Enumeration of extracellular vesicles has clinical potential as a biomarker for disease. In biological samples, the smallest and largest vesicles typically differ 25-fold in size, 300,000-fold in concentration, 20,000-fold in volume, and 10,000,000-fold in scattered light. Because of this heterogeneity, the currently employed techniques detect concentrations ranging from 10(4) to 10(12) vesicles mL(-1) .
To investigate whether the large variation in the detected concentration of vesicles is caused by the minimum detectable vesicle size of five widely used techniques.
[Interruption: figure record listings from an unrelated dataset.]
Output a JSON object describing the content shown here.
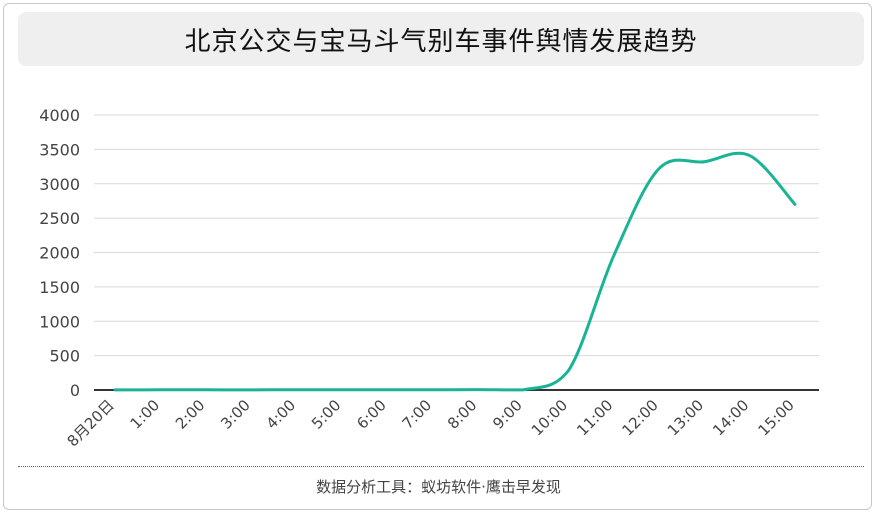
{
  "chart_data": {
    "type": "line",
    "title": "北京公交与宝马斗气别车事件舆情发展趋势",
    "categories": [
      "8月20日",
      "1:00",
      "2:00",
      "3:00",
      "4:00",
      "5:00",
      "6:00",
      "7:00",
      "8:00",
      "9:00",
      "10:00",
      "11:00",
      "12:00",
      "13:00",
      "14:00",
      "15:00"
    ],
    "series": [
      {
        "values": [
          2,
          3,
          3,
          2,
          4,
          3,
          3,
          3,
          6,
          2,
          280,
          1950,
          3220,
          3320,
          3410,
          2700
        ]
      }
    ],
    "ylim": [
      0,
      4000
    ],
    "yticks": [
      0,
      500,
      1000,
      1500,
      2000,
      2500,
      3000,
      3500,
      4000
    ],
    "grid": true,
    "line_color": "#1ab394"
  },
  "footer": "数据分析工具：蚁坊软件·鹰击早发现"
}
The size and concentration of vesicles and reference beads were measured with transmission electron microscopy (TEM), a conventional flow cytometer, a flow cytometer dedicated to detecting submicrometer particles, nanoparticle tracking analysis (NTA), and resistive pulse sensing (RPS).
Each technique gave a different size distribution and a different concentration for the same vesicle sample.
Differences between the detected vesicle concentrations are primarily caused by differences between the minimum detectable vesicle sizes. The minimum detectable vesicle sizes were 70-90 nm for NTA, 70-100 nm for RPS, 150-190 nm for dedicated flow cytometry, and 270-600 nm for conventional flow cytometry. TEM could detect the smallest vesicles present, albeit after adhesion on a surface. Dedicated flow cytometry was most accurate in determining the size of reference beads, but is expected to be less accurate on vesicles, owing to heterogeneity of the refractive index of vesicles. Nevertheless, dedicated flow cytometry is relatively fast and allows multiplex fluorescence detection, making it most applicable to clinical research.
细胞外囊泡的计数具有作为疾病生物标志物的临床潜力。在生物样本中,最小和最大的囊泡在尺寸上通常相差 25 倍,浓度相差 300000 倍,体积相差 20000 倍,散射光相差 10000000 倍。由于这种异质性,目前使用的技术检测到的浓度范围从 10(4)到 10(12)个囊泡 mL(-1)。
研究目前使用的五种广泛使用的技术的最小检测囊泡大小是否导致检测到的囊泡浓度的巨大差异。
使用透射电子显微镜(TEM)、传统流式细胞仪、专门用于检测亚微米颗粒的流式细胞仪、纳米颗粒跟踪分析(NTA)和电阻脉冲感应(RPS)测量囊泡和参考珠的大小和浓度。
每种技术对相同的囊泡样品都给出了不同的粒径分布和不同的浓度。
检测到的囊泡浓度之间的差异主要是由最小检测囊泡尺寸之间的差异引起的。NTA 的最小检测囊泡尺寸为 70-90nm,RPS 的最小检测囊泡尺寸为 70-100nm,专用流式细胞仪的最小检测囊泡尺寸为 150-190nm,传统流式细胞仪的最小检测囊泡尺寸为 270-600nm。TEM 可以检测到存在的最小囊泡,但前提是这些囊泡要先粘附在表面上。专用流式细胞仪在确定参考珠的尺寸方面最准确,但预计在囊泡方面的准确性较低,这是由于囊泡的折射率异质性所致。然而,专用流式细胞仪相对较快,并且允许多重荧光检测,因此最适用于临床研究。